Last year’s winner of Business in the Community’s “cause related marketing award” was the Free Books for Schools scheme run by Walker’s crisps with the Sun and the News of the World. As a result of the publicity the scheme generated, BITC noted, “the Sun saw an increase in sales in an overall declining market”. The principal outcome of this literacy campaign, in other words, was to spread illiteracy. But these are the least of the problems associated with the corporate capture of the public good.

If the state is failing to supply enough school books, or, in sub-Saharan Africa, AIDS education programmes, it’s because decades of corporate lobbying have ensured that its scope and its spending have been curtailed. As companies appear to fill the gaps they have helped to create, they can present themselves as indispensable vehicles for social provision, enabling them to argue for a further reduction in state services. Gradually, universal public provision gives way not, as Steve Hilton claims, to a new inclusive modernity, but to an old-fashioned philanthropy, in which the survival of the poor depends upon the whims of the rich.

As the Business in the Community website reveals, the primary purpose of these new intrusions upon the public realm is not to make the world a better place, but to raise the profile of the brand.

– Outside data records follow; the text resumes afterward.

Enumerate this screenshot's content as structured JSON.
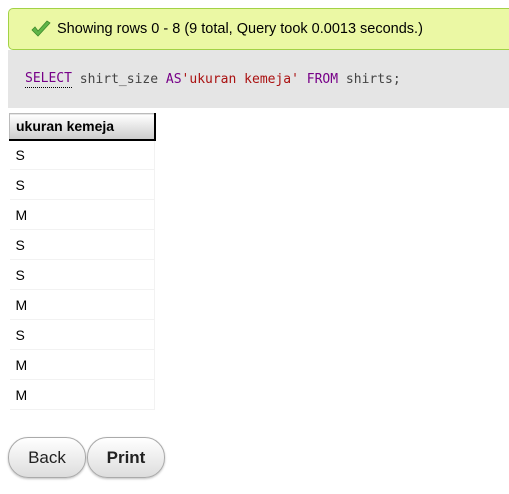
{
  "message": {
    "icon": "check-icon",
    "text": "Showing rows 0 - 8 (9 total, Query took 0.0013 seconds.)",
    "background_color": "#ebf8a4",
    "icon_color": "#5fb548"
  },
  "sql": {
    "select_keyword": "SELECT",
    "part1": " shirt_size ",
    "as_keyword": "AS",
    "alias": "'ukuran kemeja'",
    "space": " ",
    "from_keyword": "FROM",
    "part2": " shirts;"
  },
  "table": {
    "header": "ukuran kemeja",
    "rows": [
      "S",
      "S",
      "M",
      "S",
      "S",
      "M",
      "S",
      "M",
      "M"
    ]
  },
  "buttons": {
    "back_label": "Back",
    "print_label": "Print"
  }
}
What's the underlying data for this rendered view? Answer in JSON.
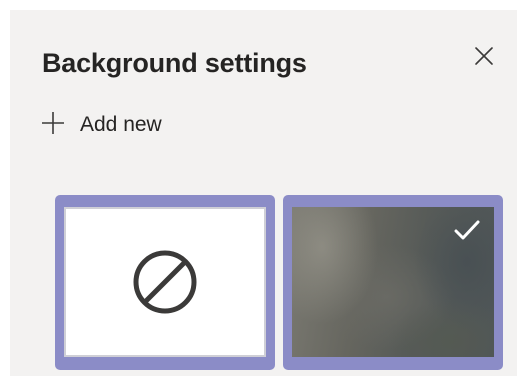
{
  "panel": {
    "title": "Background settings",
    "close_icon": "close-icon",
    "add_new_label": "Add new",
    "add_icon": "plus-icon"
  },
  "backgrounds": [
    {
      "id": "none",
      "icon": "no-background-icon",
      "selected": false
    },
    {
      "id": "blur",
      "icon": "checkmark-icon",
      "selected": true
    }
  ],
  "colors": {
    "panel_bg": "#f3f2f1",
    "accent": "#8b8cc7",
    "text": "#252423"
  }
}
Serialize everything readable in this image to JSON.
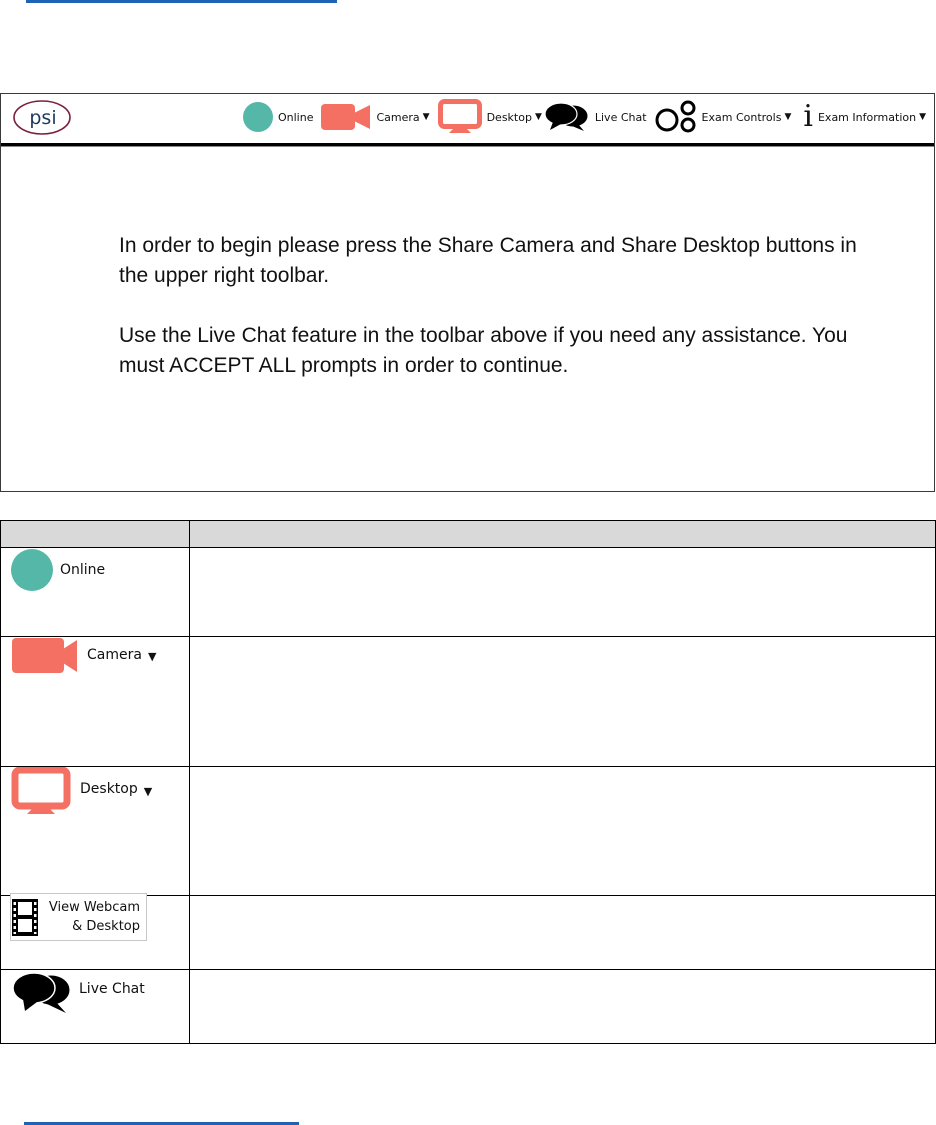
{
  "colors": {
    "link_blue": "#1f63b5",
    "online_teal": "#55b7a8",
    "coral": "#f47063",
    "psi_maroon": "#7a1f3d",
    "psi_text": "#1d3a5c",
    "header_gray": "#d9d9d9"
  },
  "app": {
    "logo_text": "psi",
    "toolbar": {
      "items": [
        {
          "icon": "status-circle-icon",
          "label": "Online",
          "has_caret": false
        },
        {
          "icon": "video-camera-icon",
          "label": "Camera",
          "has_caret": true
        },
        {
          "icon": "monitor-icon",
          "label": "Desktop",
          "has_caret": true
        },
        {
          "icon": "chat-bubbles-icon",
          "label": "Live Chat",
          "has_caret": false
        },
        {
          "icon": "exam-controls-icon",
          "label": "Exam Controls",
          "has_caret": true
        },
        {
          "icon": "info-icon",
          "label": "Exam Information",
          "has_caret": true
        }
      ],
      "caret": "▼"
    },
    "instructions": [
      "In order to begin please press the Share Camera and Share Desktop buttons in the upper right toolbar.",
      "Use the Live Chat feature in the toolbar above if you need any assistance. You must ACCEPT ALL prompts in order to continue."
    ]
  },
  "legend_table": {
    "headers": [
      "",
      ""
    ],
    "rows": [
      {
        "icon": "status-circle-icon",
        "label": "Online",
        "caret": "",
        "description": ""
      },
      {
        "icon": "video-camera-icon",
        "label": "Camera",
        "caret": "▼",
        "description": ""
      },
      {
        "icon": "monitor-icon",
        "label": "Desktop",
        "caret": "▼",
        "description": ""
      },
      {
        "icon": "film-strip-icon",
        "label_line1": "View Webcam",
        "label_line2": "& Desktop",
        "description": ""
      },
      {
        "icon": "chat-bubbles-icon",
        "label": "Live Chat",
        "caret": "",
        "description": ""
      }
    ]
  }
}
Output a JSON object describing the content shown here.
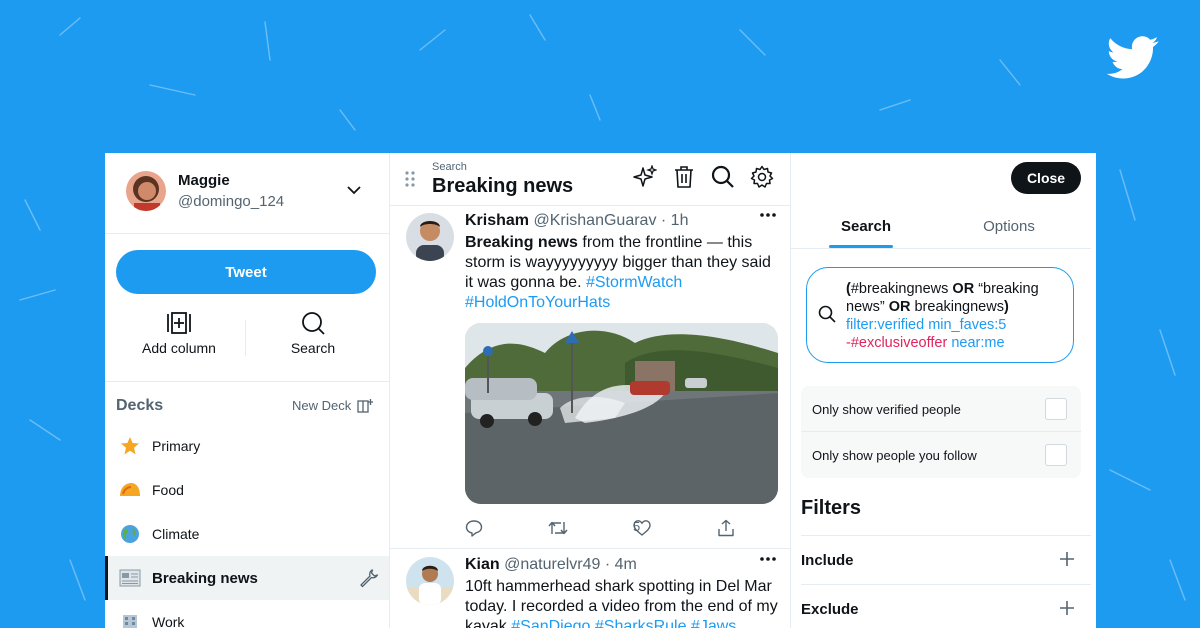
{
  "colors": {
    "brand": "#1d9bf0",
    "text": "#0f1419",
    "muted": "#536471",
    "negative_filter": "#e0245e"
  },
  "brand_logo": "twitter-bird",
  "profile": {
    "name": "Maggie",
    "handle": "@domingo_124"
  },
  "tweet_button": "Tweet",
  "quick_actions": {
    "add_column": "Add column",
    "search": "Search"
  },
  "decks": {
    "title": "Decks",
    "new_deck": "New Deck",
    "items": [
      {
        "label": "Primary",
        "icon": "star-icon"
      },
      {
        "label": "Food",
        "icon": "taco-icon"
      },
      {
        "label": "Climate",
        "icon": "globe-icon"
      },
      {
        "label": "Breaking news",
        "icon": "newspaper-icon",
        "active": true
      },
      {
        "label": "Work",
        "icon": "building-icon"
      }
    ]
  },
  "column": {
    "kicker": "Search",
    "title": "Breaking news"
  },
  "tweets": [
    {
      "name": "Krisham",
      "handle": "@KrishanGuarav",
      "time": "· 1h",
      "bold_lead": "Breaking news",
      "text": " from the frontline — this storm is wayyyyyyyyy bigger than they said it was gonna be. ",
      "hashtags": "#StormWatch #HoldOnToYourHats",
      "media": "car-splashing-through-flooded-street-photo",
      "likes": "5"
    },
    {
      "name": "Kian",
      "handle": "@naturelvr49",
      "time": "· 4m",
      "text": "10ft hammerhead shark spotting in Del Mar today. I recorded a video from the end of my kayak ",
      "hashtags": "#SanDiego #SharksRule #Jaws"
    }
  ],
  "panel": {
    "close": "Close",
    "tabs": [
      "Search",
      "Options"
    ],
    "query": {
      "open_paren": "(",
      "t1": "#breakingnews ",
      "or1": "OR",
      "t2": " “breaking news” ",
      "or2": "OR",
      "t3": " breakingnews",
      "close_paren": ")",
      "filters": "filter:verified min_faves:5",
      "excluded": "-#exclusiveoffer",
      "near": "near:me"
    },
    "checkboxes": [
      "Only show verified people",
      "Only show people you follow"
    ],
    "filters_title": "Filters",
    "filter_rows": [
      "Include",
      "Exclude"
    ]
  }
}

Cause related marketing is the psychological equivalent of the private finance initiative. It is a privatisation of our minds, a means of reaching those parts of our consciousness untouched by conventional advertising.

Nike is working in schools not because its directors want to stop bullying, but because it wants children to recognise its brand as an immutable component of society, with which they will grow up and to which they will attach their identity. Asda is taking parties of schoolchildren on “Big Eat trails” around its stores not because, as it claims, it is worried that children aren’t eating enough vitamins, but because it wants to implant in them the habit of shopping at Asda. Programmes ostensibly designed to encourage self-reliance are instead contrived to foster dependency and control.

The defeated participate in their conquest, and offer up their thanks to those who have dispossessed them. By privatisating our minds, corporate power makes enemies of ourselves.